O Presidente da África do Sul, Cyril Ramaphosa, disse que está determinado a impedir uma crise da dívida, prometendo medidas para controlar a subida da dívida pública na economia mais industrializada da África subsaariana.

Estou certo que vamos conseguir fazer descer os nosso níveis de dívida e evitar aquilo a que se poderia chamar uma crise da dívida porque estamos focados”, garantiu o chefe de Estado, que acumula também a presidência rotativa da União Africana, numa entrevista à televisão da Bloomberg, à margem de um fórum sobre investimento que decorreu na quarta-feira em Joanesburgo.

“Um país que precisa de crescer precisa de reduzir a sua dívida”, apontou o chefe de Estado na entrevista, repetindo os alertas feitos pelo ministro das Finanças sobre a insustentabilidade do nível de endividamento a necessidade de achatar a curva de crescimento, em que o rácio da dívida sobre o PIB está previsto subir para 95,3% do PIB até 2026.

O aumento da dívida pública é uma consequência não só das medidas de combate à pandemia de covid-19, mas também veio agravar algumas fragilidades já existentes, em países como a África do Sul, Angola ou Zâmbia, que foi o primeiro país a entrar em Incumprimento Financeiro em contexto de pandemia.

Duramente afetada pela pandemia, a África do Sul conseguiu, na conferência, atrair cerca de seis mil milhões de euros, em particular nos setores afetados pela crise económica provocada por aquela, anunciou Cyril Ramaphosa, que admitiu que a pandemia deixou a economia sul-africana “gravemente afetada” e com uma taxa de desemprego em níveis recorde.

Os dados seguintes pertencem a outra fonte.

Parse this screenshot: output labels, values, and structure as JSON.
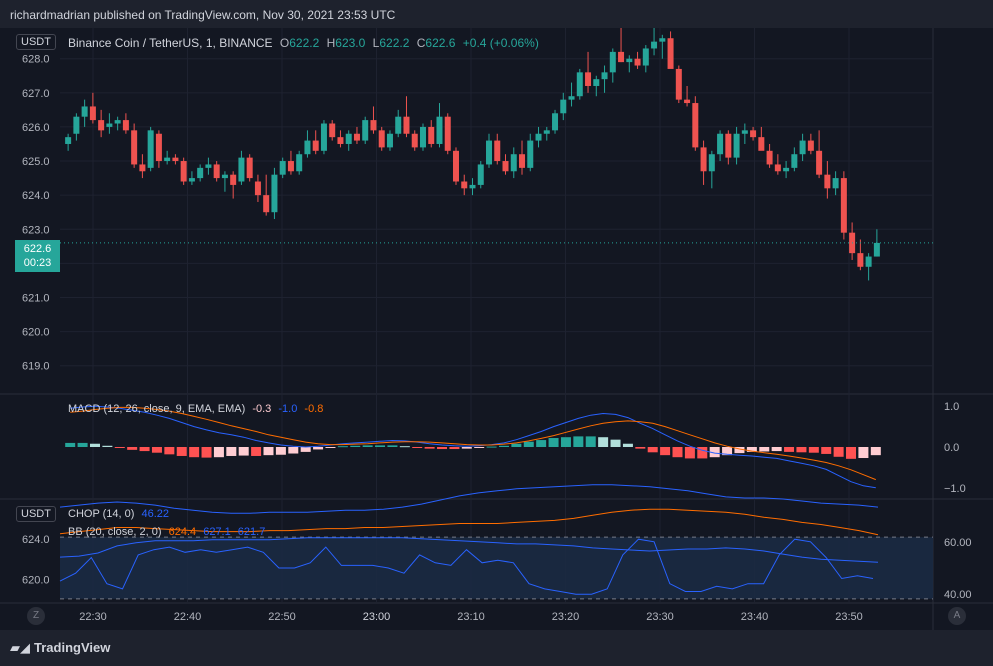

Segundo a agência de estatísticas do país (StatsSA), o país mais industrializado do continente viu o seu produto interno bruto (PIB) cair 51% no segundo trimestre em relação ao mesmo período de 2019, e o Governo prevê uma recessão de 7,2% do PIB este ano.

Durante a primeira conferência sobre o investimento, em 2018, Ramaphosa fixara como objetivo atrair 65,5 mil milhões de euros em cinco anos.

Este mesmo montante de investimento é a meta para os próximos cinco anos e foi formulada na Conferência de Investimento Sul-africana que, promovida pelo Governo, decorreu em Joanesburgo com a presença física de cerca de 175 delegados e mais de mil registados, que acompanham o evento online.

“Participam porque acreditam na história da África do Sul, que é uma história de renovação, uma história de um país que não apenas se ergue da devastação do coronavírus, mas é um país determinado a avançar, a crescer, a criar empregos e a proporcionar ao seu povo uma vida melhor”, afirmou Ramaphosa, num discurso proferido no fórum.

A conferência deste ano corresponde à terceira edição do evento anual e surge num momento-chave, quando o governo sul-africano procura lançar bases para a reconstrução da segunda maior economia de África.

O contexto em que decorre é também relevante por acontecer nas vésperas da entrada em vigor do Acordo de Comércio Livre do Continente Africano (AfCFTA, na sigla em inglês), prevista para janeiro, na sequência do atraso imposto este ano pela pandemia de covid-19.

“O continente africano está no limiar de uma nova era”, sublinhou Ramaphosa, antes de recordar que a futura maior região do mundo sem barreiras comerciais inclui um mercado de cerca de 1,3 mil milhões de pessoas e um produto interno bruto (PIB) combinado de cerca de 2,3 biliões de dólares (quase 1,95 biliões de euros).

O continente africano ultrapassou hoje a barreira dos dois milhões de infetados com o novo coronavírus, com a covid-19 a causar 48.408 mortos, informou o Centro de Controlo e Prevenção de Doenças da União Africana (CDC África).

Desde que a primeira infeção continental foi detetada a 14 de fevereiro no Egito, os 55 estados membros da União Africana acumularam 2.013.388 casos. Destes, 1.703.498 pacientes recuperaram.

O epicentro continental da pandemia continua a ser a África do Sul, com 757.144 casos e 20.556 mortes, de acordo com os últimos dados oficiais.

A pandemia de covid-19 provocou pelo menos 1.339.130 mortos resultantes de mais de 55,6 milhões de casos de infeção em todo o mundo, segundo um balanço feito pela agência de notícias France-Presse (AFP).

A doença é transmitida por um novo coronavírus detetado no final de dezembro de 2019, em Wuhan, uma cidade do centro da China.